- [15 points] Recall that 1 block is 1 disk sector; and 1 disk sector is 4KB (4096 bytes). Let the schema of a table be:
create table midterm_grades ( netid CHAR(8) character set latin1, q1_score TINYINT, q1_comments varchar(100) character set utf8, q2_score TINYINT, q2_comments varchar(100) character set latin1, q3_score TINYINT, q3_comments varchar(100) character set latin1, q4_score TINYINT, q4_comments varchar(100) character set utf8, extra_credit TINYINT )
Let’s say that the average comment length is 20 characters long, and that each record header contains 12 bytes of important record information.
Answer the following questions:
a. How many bytes is does the average record consume? (show your work)
b. About 960 students have taken my databases midterm at Notre Dame (total). Given that records may not span more than one disk sector. How many sectors are needed to store all the midterm records?
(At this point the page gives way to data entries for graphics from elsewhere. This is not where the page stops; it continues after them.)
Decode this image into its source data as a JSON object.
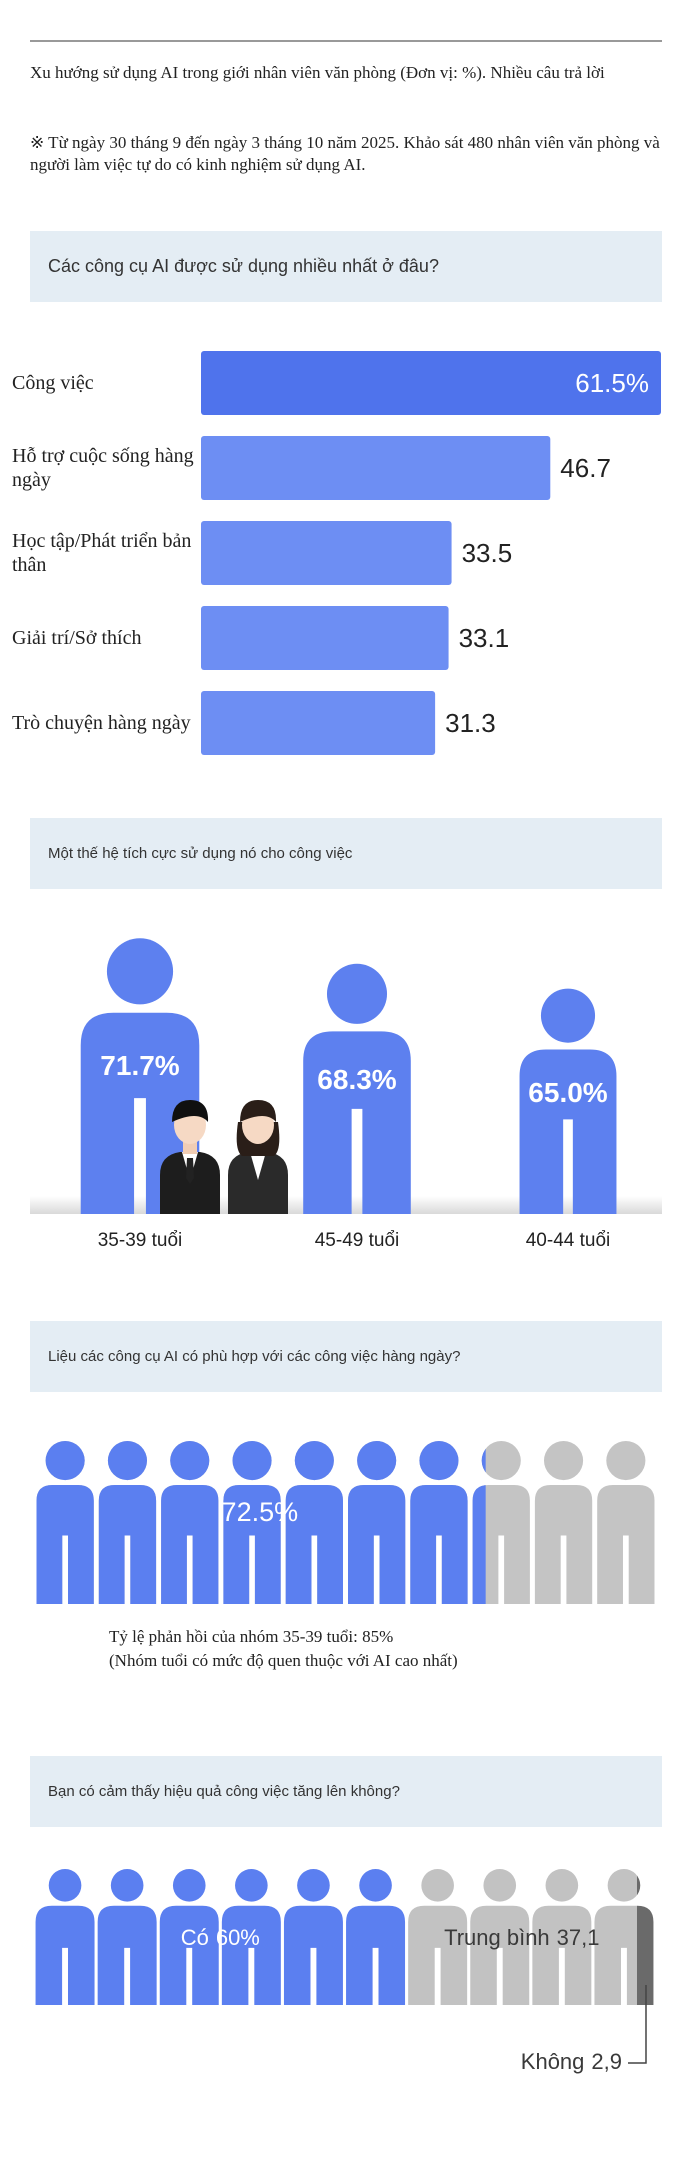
{
  "header": {
    "title": "Xu hướng sử dụng AI trong giới nhân viên văn phòng (Đơn vị: %). Nhiều câu trả lời",
    "note": "※ Từ ngày 30 tháng 9 đến ngày 3 tháng 10 năm 2025. Khảo sát 480 nhân viên văn phòng và người làm việc tự do có kinh nghiệm sử dụng AI."
  },
  "chart_data": [
    {
      "type": "bar",
      "title": "Các công cụ AI được sử dụng nhiều nhất ở đâu?",
      "categories": [
        "Công việc",
        "Hỗ trợ cuộc sống hàng ngày",
        "Học tập/Phát triển bản thân",
        "Giải trí/Sở thích",
        "Trò chuyện hàng ngày"
      ],
      "values": [
        61.5,
        46.7,
        33.5,
        33.1,
        31.3
      ],
      "value_labels": [
        "61.5%",
        "46.7",
        "33.5",
        "33.1",
        "31.3"
      ],
      "colors": [
        "#4f73ec",
        "#6d8ef3",
        "#6d8ef3",
        "#6d8ef3",
        "#6d8ef3"
      ],
      "xlim": [
        0,
        61.5
      ]
    },
    {
      "type": "figures",
      "title": "Một thế hệ tích cực sử dụng nó cho công việc",
      "categories": [
        "35-39 tuổi",
        "45-49 tuổi",
        "40-44 tuổi"
      ],
      "values": [
        71.7,
        68.3,
        65.0
      ],
      "value_labels": [
        "71.7%",
        "68.3%",
        "65.0%"
      ],
      "color": "#5d80ef",
      "ylim": [
        35,
        72
      ]
    },
    {
      "type": "pictogram",
      "title": "Liệu các công cụ AI có phù hợp với các công việc hàng ngày?",
      "values": [
        72.5
      ],
      "value_labels": [
        "72.5%"
      ],
      "color": "#5b7ff0",
      "rest_color": "#c4c4c4",
      "xlim": [
        0,
        100
      ],
      "annotations": [
        "Tỷ lệ phản hồi của nhóm 35-39 tuổi: 85%",
        "(Nhóm tuổi có mức độ quen thuộc với AI cao nhất)"
      ]
    },
    {
      "type": "stacked-pictogram",
      "title": "Bạn có cảm thấy hiệu quả công việc tăng lên không?",
      "categories": [
        "Có",
        "Trung bình",
        "Không"
      ],
      "values": [
        60,
        37.1,
        2.9
      ],
      "value_labels": [
        "60%",
        "37,1",
        "2,9"
      ],
      "colors": [
        "#5b7ff0",
        "#c2c2c2",
        "#6a6a6a"
      ],
      "xlim": [
        0,
        100
      ]
    }
  ]
}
2. [15 points] Notice that Q1 did not contain any primary key. If we add a primary key to the netid column, then we will also need to store the index on disk too. Recalculate your answer to Q1-b to take into account a primary key using a B+ Tree on the netid column.
You can use $d$ of either 2 or 170 (or really any number in between so long as you state it clearly and show your work).
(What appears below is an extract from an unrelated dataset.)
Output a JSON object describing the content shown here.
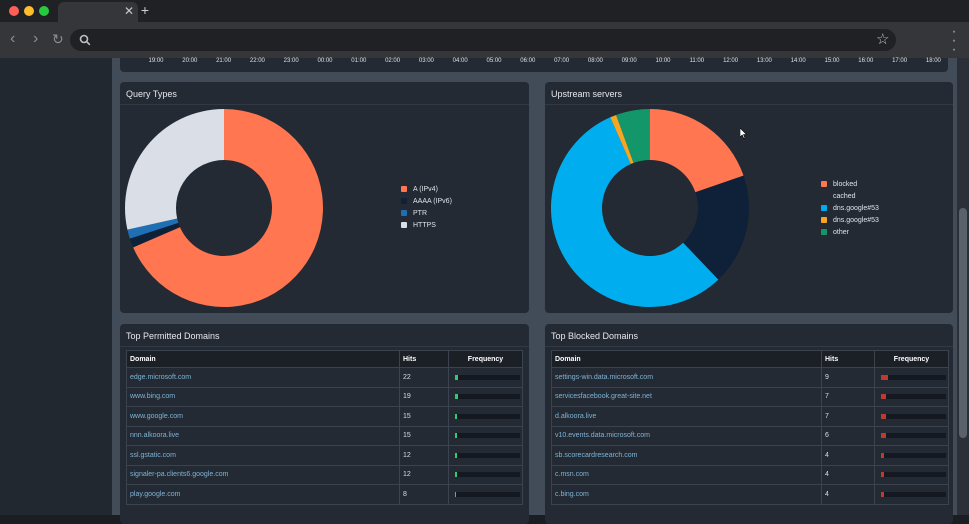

3. [30 points] UTF8 encoding is a variable length encoding. This means that sometimes it uses 1 byte, sometimes it uses 2, 3, or 4 bytes to represent a character. How does it know that a character is 1 or 2 or 3 or 4 bytes?
UTF-8 distinguishes this using a unary encoding. That is, if the bits of a character start with 0, then there is only 1 byte being read for this character. 0xxxxxxx represents a 1-byte character (basically the first 127 ascii characters). If the first bits of the character start with 110xxxxx, then there will be two bytes, 1110xxxx means 3 bytes, and 11110xxx means 4 bytes. See this table for example.
Bytes | 1st byte | 2nd byte | 3rd byte | 4th byte |
---|---|---|---|---|
1 | 0xxxxxxx | |||
2 | 110xxxxx | 10xxxxxx | ||
3 | 1110xxxx | 10xxxxxx | 10xxxxxx | |
4 | 11110xxx | 10xxxxxx | 10xxxxxx | 10xxxxxx |
Hence, the capital ‘A’, which is 65 in decimal/ASCII is represented as 01000001 encoded as ‘A’ in UTF-8.
The winky emoji: 😉 is 128,521 in decimal which is 00000001 11110110 00001001 in binary, which is encoded into UTF8 as 11110000 10011111 10011000 10001001 (with only 21 encoded bits)
“Encoding errors” happen when a file encoded in one format is decoded in another format:
Let’s work to understand what’s happening here.
a. Let’s say that the string ‘Hi’ was encoded with ASCII.
where H is represented in decimal as 72 and
where i is represented in decimal as 105
How would it appear if decoded in UTF8?
b. Let’s say that the string ‘数据库’ (which is Chinese Shùjùkù which translates to “Database” in English is encoded with UTF-8
where 数 is represented in decimal as 25968 and
where 据 is represented in decimal as 25454 and
where 库 is represented in decimal as 24211
(according to https://www.compart.com/)
How would it appear if decoded with Latin-encoding (i.e., ASCII)? (show your work)
4. [20 points] Let $d$=2. Place the data from the price of the table below into a B+ tree indexing on the following table:
model | speed | ram | hd | price |
---|---|---|---|---|
1001 | 2.66 | 4096 | 250 | 2114 |
1002 | 2.10 | 2048 | 250 | 995 |
1003 | 1.42 | 2048 | 80 | 478 |
1004 | 2.80 | 4096 | 250 | 649 |
1005 | 3.20 | 2048 | 250 | 630 |
1006 | 3.20 | 4096 | 320 | 1049 |
1007 | 2.20 | 4096 | 200 | 510 |
1008 | 2.20 | 8192 | 250 | 770 |
1009 | 2.00 | 4096 | 250 | 650 |
1010 | 2.80 | 8192 | 300 | 770 |
1011 | 1.86 | 8192 | 160 | 959 |
1012 | 2.80 | 4096 | 160 | 649 |
1013 | 3.06 | 2048 | 80 | 529 |
5. [0 points] Get to work on Stage 3 Demo!